We develop awards around Internet Safety and Social Software to find that teachers want to teach these but that they and their learners have no or limited access to the necessary websites in some authorities .
Entirely our fault of course
This may be moot point – but issue is also tied to the access that local authority staff should have to internet and web2 .
I think there may be a bit of one size fits all going on in some local authorities and for some of them the issue may come down to this rather than any educational argument. Remember in many places computers arrived in the local authority administration offices long before they got to the classrooms and I bet their is still a bit of this inverted pecking order going on.
Best way to blow some of this away would be to showcase those schools and local authorities who have found ways to open up more services and what this does for cooperation and learning. I don’t think anywhere is perfect yet -but East Lothian looks good for many things.
November 23rd, 2007 @ 8:36 am
Not just worth considering but already being considered for the past three or four weeks, since the UK Media Literacy Summit (read: England and Wales) at which I spoke. I’m currently bringing together the stakeholders, from national organisations to unions, to school students who do this stuff every day…

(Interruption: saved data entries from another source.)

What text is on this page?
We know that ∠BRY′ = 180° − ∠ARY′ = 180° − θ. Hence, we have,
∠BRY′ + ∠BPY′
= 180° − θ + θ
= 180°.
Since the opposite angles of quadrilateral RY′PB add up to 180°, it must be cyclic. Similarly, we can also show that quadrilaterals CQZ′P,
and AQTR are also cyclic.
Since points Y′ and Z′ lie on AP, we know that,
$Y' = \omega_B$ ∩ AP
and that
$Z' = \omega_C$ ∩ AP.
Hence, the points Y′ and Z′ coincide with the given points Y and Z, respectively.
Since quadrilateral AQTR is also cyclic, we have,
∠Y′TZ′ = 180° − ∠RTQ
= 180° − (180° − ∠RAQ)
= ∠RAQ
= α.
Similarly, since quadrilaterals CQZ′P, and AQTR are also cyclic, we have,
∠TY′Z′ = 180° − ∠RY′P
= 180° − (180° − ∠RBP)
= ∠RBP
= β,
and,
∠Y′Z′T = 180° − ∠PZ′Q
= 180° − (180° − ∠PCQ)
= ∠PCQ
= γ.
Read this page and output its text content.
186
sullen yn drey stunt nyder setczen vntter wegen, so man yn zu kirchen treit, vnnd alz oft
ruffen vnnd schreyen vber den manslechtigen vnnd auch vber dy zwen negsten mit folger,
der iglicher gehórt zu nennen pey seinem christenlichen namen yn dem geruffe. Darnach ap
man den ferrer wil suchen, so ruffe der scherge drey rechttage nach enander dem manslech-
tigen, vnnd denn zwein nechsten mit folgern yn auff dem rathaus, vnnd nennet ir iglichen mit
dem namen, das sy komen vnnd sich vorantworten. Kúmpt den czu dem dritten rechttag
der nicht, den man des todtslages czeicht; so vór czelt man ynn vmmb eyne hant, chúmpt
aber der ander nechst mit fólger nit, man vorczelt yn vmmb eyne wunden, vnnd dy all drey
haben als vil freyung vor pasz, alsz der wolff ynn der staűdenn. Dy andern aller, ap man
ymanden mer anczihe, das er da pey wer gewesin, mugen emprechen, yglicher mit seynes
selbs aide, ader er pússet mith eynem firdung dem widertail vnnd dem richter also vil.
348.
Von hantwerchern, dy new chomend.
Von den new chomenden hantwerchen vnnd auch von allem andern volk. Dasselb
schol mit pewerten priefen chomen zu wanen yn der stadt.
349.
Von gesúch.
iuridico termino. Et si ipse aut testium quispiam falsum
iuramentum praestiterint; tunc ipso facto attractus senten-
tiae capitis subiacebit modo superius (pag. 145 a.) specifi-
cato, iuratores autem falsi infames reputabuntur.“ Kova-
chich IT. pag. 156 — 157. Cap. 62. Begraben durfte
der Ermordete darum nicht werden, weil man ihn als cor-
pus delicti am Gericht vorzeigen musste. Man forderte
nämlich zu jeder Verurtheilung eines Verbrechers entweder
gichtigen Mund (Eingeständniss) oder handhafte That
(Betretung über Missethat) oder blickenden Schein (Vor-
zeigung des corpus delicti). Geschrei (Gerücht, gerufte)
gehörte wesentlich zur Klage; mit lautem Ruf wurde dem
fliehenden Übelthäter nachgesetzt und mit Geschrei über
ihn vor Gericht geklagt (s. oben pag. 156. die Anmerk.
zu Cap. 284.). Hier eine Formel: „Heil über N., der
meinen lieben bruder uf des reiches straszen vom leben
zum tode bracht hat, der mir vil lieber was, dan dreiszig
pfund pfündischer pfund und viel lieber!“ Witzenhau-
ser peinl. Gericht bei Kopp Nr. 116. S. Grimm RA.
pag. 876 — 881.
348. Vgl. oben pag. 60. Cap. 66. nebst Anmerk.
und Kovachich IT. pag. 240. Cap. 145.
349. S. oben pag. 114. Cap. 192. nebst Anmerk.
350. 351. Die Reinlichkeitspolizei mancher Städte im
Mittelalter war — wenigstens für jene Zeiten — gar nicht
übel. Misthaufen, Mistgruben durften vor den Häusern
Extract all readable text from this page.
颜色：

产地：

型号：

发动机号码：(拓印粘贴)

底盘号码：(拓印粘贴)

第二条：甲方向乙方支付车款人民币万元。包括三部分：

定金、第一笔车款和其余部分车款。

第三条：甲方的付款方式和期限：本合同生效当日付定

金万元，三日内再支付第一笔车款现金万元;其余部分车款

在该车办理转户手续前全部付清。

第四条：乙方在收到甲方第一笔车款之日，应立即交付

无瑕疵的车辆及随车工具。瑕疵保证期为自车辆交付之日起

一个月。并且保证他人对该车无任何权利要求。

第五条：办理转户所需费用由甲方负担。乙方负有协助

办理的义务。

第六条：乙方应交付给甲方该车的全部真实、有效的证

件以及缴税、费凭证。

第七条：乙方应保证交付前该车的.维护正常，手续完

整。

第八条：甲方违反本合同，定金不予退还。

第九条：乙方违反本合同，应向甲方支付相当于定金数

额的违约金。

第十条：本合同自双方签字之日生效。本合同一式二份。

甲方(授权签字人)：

An announcement will take place just before or just after Christmas with dates and other information.
November 23rd, 2007 @ 9:37 am
Tried to view the post, but blogspot is blocked on work computers. I tried to search for copyright-free pictures last week but the combination “free pictures” is blocked. Despite this, a more specific search later on Google images returned a picture which should have been blocked.
Pupils regularly use proxy servers to access the blocked pages, and when a proxy is blocked, a dozen more take its place.
The filtering system needs a complete rethink IMO.
November 23rd, 2007 @ 8:51 pm
I would wholeheartedly agree.
May I recommend Stephen Carrick-Davis of Childnet International. I shared a platform with him at the HandHeldLearning Conference. He was impressive without being scare mongering. He called for balance and perspective.
December 5th, 2007 @ 9:25 pm
This would be a fantastic opportunity to discuss the issues properly and start to actually come to some consensus. We would need to make sure that real movers and shakers were there and that the real issues were discussed – from all sides of the arguments. Shall I get my diary?